The Fab Four had changed the entire landscape of pop music in the few years they were together, and while Collins got a firsthand account of that kind of hysteria when on the set of A Hard Day’s Night, he knew that it came back to the kind of records that they were putting out once the girls stopped screaming. He was more attuned to the sonics of everything, and all that came from George Martin.
If there were to be a definitive conversation around who the ‘Fifth Beatle’ actually was, Martin would win without question. His skills as a producer and knack for making beautiful arrangements for their tunes made him an emotional translator for their tracks half the time. Even when they came in with fragments, Martin knew how to whip them into shape, and Collins always took notice of what he was doing.
Although Martin has never been forgotten in The Beatles’ story, Collins said that he deserved the kind of exposure the rest of the Fabs had, saying, “I was very lucky to be interviewed by George Martin while he was re-mastering the original Beatles albums on CD. He has never gone without credit, but I don’t believe he’s ever got as much as he deserves. You know, they were a great group, but they were better once they’d gone through the Martin hands.”
And looking at the band’s cast catalogue, that’s not that far off from what Martin’s impact really was.

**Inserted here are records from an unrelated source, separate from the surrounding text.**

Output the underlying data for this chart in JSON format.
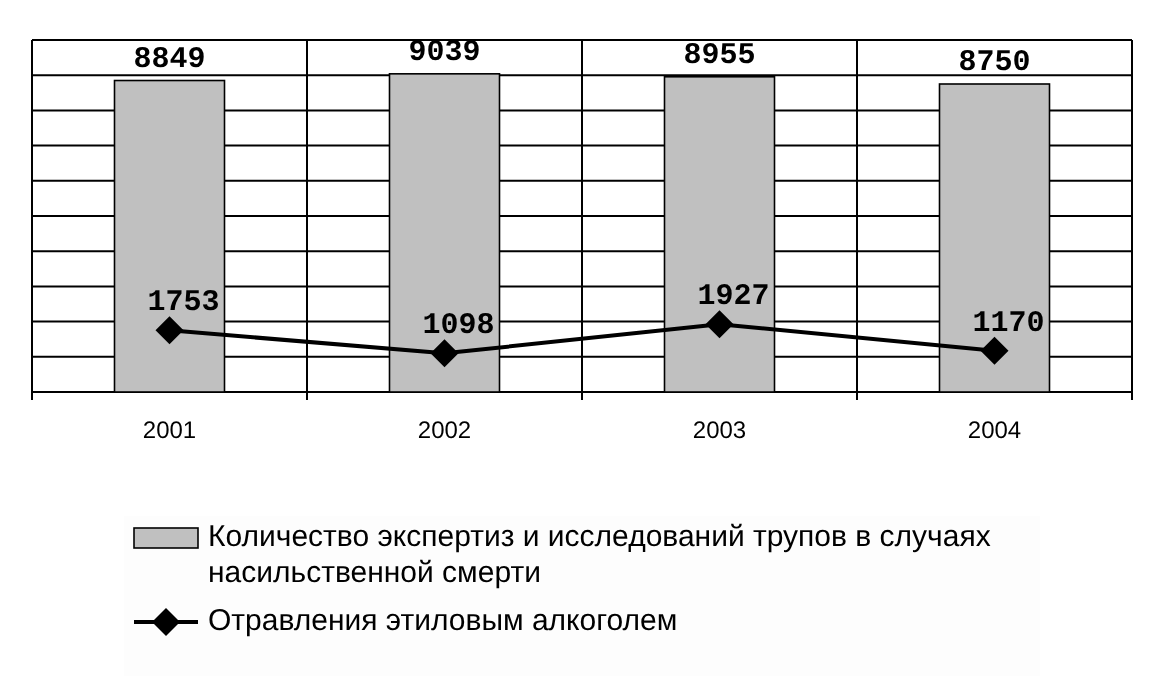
{
  "chart_data": {
    "type": "bar",
    "categories": [
      "2001",
      "2002",
      "2003",
      "2004"
    ],
    "series": [
      {
        "name": "Количество экспертиз и исследований трупов в случаях насильственной смерти",
        "color": "#c0c0c0",
        "values": [
          8849,
          9039,
          8955,
          8750
        ]
      },
      {
        "name": "Отравления этиловым алкоголем",
        "type": "line",
        "color": "#000000",
        "marker": "diamond",
        "values": [
          1753,
          1098,
          1927,
          1170
        ]
      }
    ],
    "ylim": [
      0,
      10000
    ],
    "yticks": [
      {
        "value": 0,
        "label": null
      },
      {
        "value": 1000,
        "label": null
      },
      {
        "value": 2000,
        "label": null
      },
      {
        "value": 3000,
        "label": null
      },
      {
        "value": 4000,
        "label": null
      },
      {
        "value": 5000,
        "label": null
      },
      {
        "value": 6000,
        "label": null
      },
      {
        "value": 7000,
        "label": null
      },
      {
        "value": 8000,
        "label": null
      },
      {
        "value": 9000,
        "label": null
      },
      {
        "value": 10000,
        "label": null
      }
    ],
    "tick_labels": "x",
    "grid": true,
    "data_labels": true,
    "legend": "bottom"
  }
}
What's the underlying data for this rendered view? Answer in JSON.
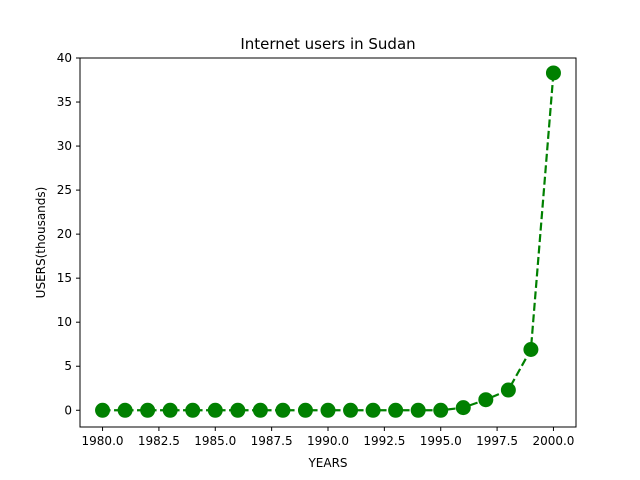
{
  "chart_data": {
    "type": "line",
    "title": "Internet users in Sudan",
    "xlabel": "YEARS",
    "ylabel": "USERS(thousands)",
    "xlim": [
      1979.0,
      2001.0
    ],
    "ylim": [
      -1.9,
      40.0
    ],
    "xticks": [
      "1980.0",
      "1982.5",
      "1985.0",
      "1987.5",
      "1990.0",
      "1992.5",
      "1995.0",
      "1997.5",
      "2000.0"
    ],
    "yticks": [
      "0",
      "5",
      "10",
      "15",
      "20",
      "25",
      "30",
      "35",
      "40"
    ],
    "grid": false,
    "series": [
      {
        "color": "#008000",
        "line_style": "dashed",
        "marker": "circle",
        "x": [
          1980,
          1981,
          1982,
          1983,
          1984,
          1985,
          1986,
          1987,
          1988,
          1989,
          1990,
          1991,
          1992,
          1993,
          1994,
          1995,
          1996,
          1997,
          1998,
          1999,
          2000
        ],
        "y": [
          0,
          0,
          0,
          0,
          0,
          0,
          0,
          0,
          0,
          0,
          0,
          0,
          0,
          0,
          0,
          0,
          0.3,
          1.2,
          2.3,
          6.9,
          38.3
        ]
      }
    ]
  }
}
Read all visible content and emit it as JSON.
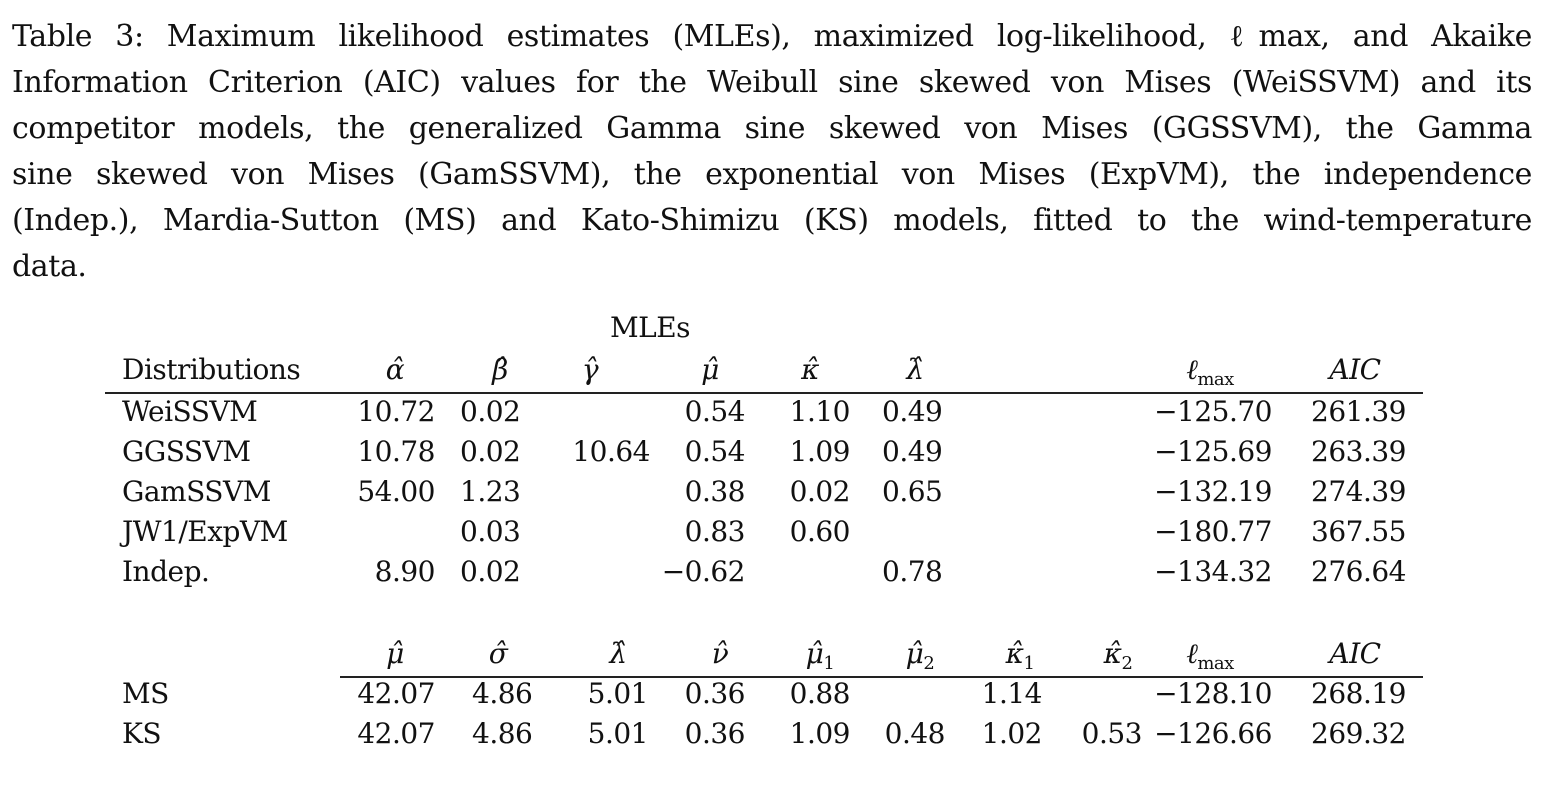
{
  "caption": {
    "lines": [
      "Table 3: Maximum likelihood estimates (MLEs), maximized log-likelihood, ℓmax, and Akaike",
      "Information Criterion (AIC) values for the Weibull sine skewed von Mises (WeiSSVM) and its",
      "competitor models, the generalized Gamma sine skewed von Mises (GGSSVM), the Gamma",
      "sine skewed von Mises (GamSSVM), the exponential von Mises (ExpVM), the independence",
      "(Indep.), Mardia-Sutton (MS) and Kato-Shimizu (KS) models, fitted to the wind-temperature",
      "data."
    ]
  },
  "table1": {
    "group_header": "MLEs",
    "headers": [
      "Distributions",
      "α̂",
      "β̂",
      "γ̂",
      "μ̂",
      "κ̂",
      "λ̂",
      "ℓmax",
      "AIC"
    ],
    "rows": [
      {
        "name": "WeiSSVM",
        "alpha": "10.72",
        "beta": "0.02",
        "gamma": "",
        "mu": "0.54",
        "kappa": "1.10",
        "lambda": "0.49",
        "lmax": "−125.70",
        "aic": "261.39"
      },
      {
        "name": "GGSSVM",
        "alpha": "10.78",
        "beta": "0.02",
        "gamma": "10.64",
        "mu": "0.54",
        "kappa": "1.09",
        "lambda": "0.49",
        "lmax": "−125.69",
        "aic": "263.39"
      },
      {
        "name": "GamSSVM",
        "alpha": "54.00",
        "beta": "1.23",
        "gamma": "",
        "mu": "0.38",
        "kappa": "0.02",
        "lambda": "0.65",
        "lmax": "−132.19",
        "aic": "274.39"
      },
      {
        "name": "JW1/ExpVM",
        "alpha": "",
        "beta": "0.03",
        "gamma": "",
        "mu": "0.83",
        "kappa": "0.60",
        "lambda": "",
        "lmax": "−180.77",
        "aic": "367.55"
      },
      {
        "name": "Indep.",
        "alpha": "8.90",
        "beta": "0.02",
        "gamma": "",
        "mu": "−0.62",
        "kappa": "",
        "lambda": "0.78",
        "lmax": "−134.32",
        "aic": "276.64"
      }
    ]
  },
  "table2": {
    "headers": [
      "μ̂",
      "σ̂",
      "λ̂",
      "ν̂",
      "μ̂1",
      "μ̂2",
      "κ̂1",
      "κ̂2",
      "ℓmax",
      "AIC"
    ],
    "rows": [
      {
        "name": "MS",
        "mu": "42.07",
        "sigma": "4.86",
        "lambda": "5.01",
        "nu": "0.36",
        "mu1": "0.88",
        "mu2": "",
        "kappa1": "1.14",
        "kappa2": "",
        "lmax": "−128.10",
        "aic": "268.19"
      },
      {
        "name": "KS",
        "mu": "42.07",
        "sigma": "4.86",
        "lambda": "5.01",
        "nu": "0.36",
        "mu1": "1.09",
        "mu2": "0.48",
        "kappa1": "1.02",
        "kappa2": "0.53",
        "lmax": "−126.66",
        "aic": "269.32"
      }
    ]
  }
}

When looking at the kind of musicality he brought to the group, some of the arrangements on everything from ‘Yesterday’ to ‘Eleanor Rigby’ to ‘Strawberry Fields Forever’ feels as much a part of the cultural lexicon at this point as any of the classical pieces by Bach or Beethoven from hundreds of years ago.
Martin was never thinking about his musical legacy in that way, but that’s part of the beauty of his work and another reason why he should be so revered. He was only looking to do a serviceable job for the band, and in doing so, he created the unofficial soundtrack to what rock and roll experimentation could be.